In 1977 she put much of what she had learned and developed down on paper in “Protocol: The Complete Handbook of Diplomatic, Official and Social Usage,” written with Pauline Innes. Her time in the White House and Office of Protocol, she wrote in the introduction, “revealed how badly a book such as this is needed.”

The volume, which received a 35th-anniversary update several years ago, had sections on state dinners and dances, flag etiquette, the proper form of address to use on envelopes and place settings, among other precepts.

No tidbit of social interaction was too minor or unusual for the authors’ attention. The person being toasted at a formal function, they advised, should not sip after the toast when everyone else does. A foreign dignitary from a country where multiple wives are acceptable should bring only one to a White House function and leave the others at home. If alcohol or another beverage being offered is not wanted, “a motion of the hand is a sufficient signal to servants not to fill the glass” — a refusal being less inconsiderate than leaving a full glass untouched.

“One rule remains unchanged and should not be broken,” the book advised in typically earnest language. “One should not receive guests nor go through a receiving line holding a drink or cigarette.”

As minute as such niceties might seem, they were, to the authors, not at all trivial.

“Any organization or society must, if it is to thrive, operate under certain rules,” they wrote, “if for no other reason than to prevent chaos.”

Mary Jane Fleming was born on Oct. 28, 1911, in New York City. She did secretarial work related to the 1939-40 New York World’s Fair and was a secretary at a steel company and a distillery before going to work for the Eisenhowers.

During her time at the White House she was known as Mary Jane McCaffree as a result of her marriage to Floyd McCaffree, a history and political science professor; he died in 1963. Her second husband, Harry Monroe Jr., an auto dealer, died in 2004. She leaves no immediate survivors.

Although previous first ladies had social secretaries or clerks, the Eisenhower administration was the first to recognize the job as part of the institutionalized presidency, according to the website of the White House Historical Association.

“Social Secretary Mary Jane McCaffree was listed in the Congressional Directory’s top White House personnel as ‘Acting Secretary to the President’s Wife,'” the website says.

Her duties at the White House included helping Mamie Eisenhower, a very popular first lady, deal with the requests — 75 a day, according to one account — that she received for appointments. This was delicate territory, as the first lady had adopted a policy of trying to give priority to groups that had not previously visited the White House, which ruffled the feathers of regulars like the Daughters of the American Revolution.

Monroe also responded to the news media on matters significant (like Mamie Eisenhower’s health) and trivial. It was her duty to strongly deny a report that Eisenhower had ordered a Suzy Perette trapeze dress. No, she said on another occasion, the White House was not accepting an offer of cats from feline groups eager “to quash a purported superstition that cats in the house cause the death of Presidents.”
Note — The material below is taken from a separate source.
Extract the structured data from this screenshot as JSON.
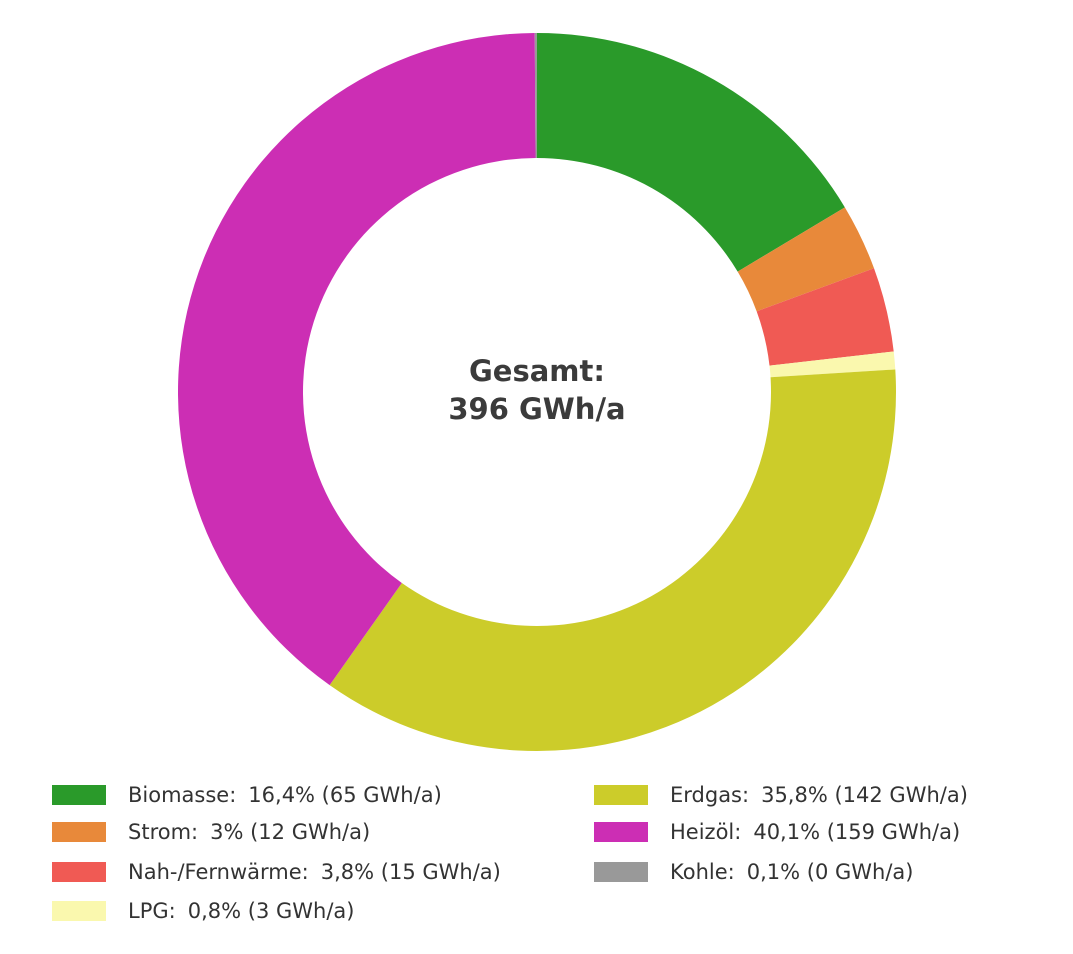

Her main role, it seemed to reporters trying to cover the first lady, was to keep them away from her.

“Mrs. Eisenhower was pleasant enough when she was accessible, which was hardly ever,” one reporter who covered the first lady in that period recalled in 1966. “Mary Jane would’ve made a wonderful press agent for the CIA or the Secret Service. Zero times zero equals zero.” In the “Protocol” book, the authors addressed the subject of press coverage in a section labeled “Unpleasant Circumstances.”

“If you or a member of your family are or have been involved in a difficult situation such as threatened divorce, alcoholism, traffic arrest, etc.,” they wrote, “and rumors have led to inquiries by the press, it is better to issue some kind of statement than to refuse to answer.”

“Of course,” they added, “if the situation is so bad that anything is better than the truth, that is another matter.”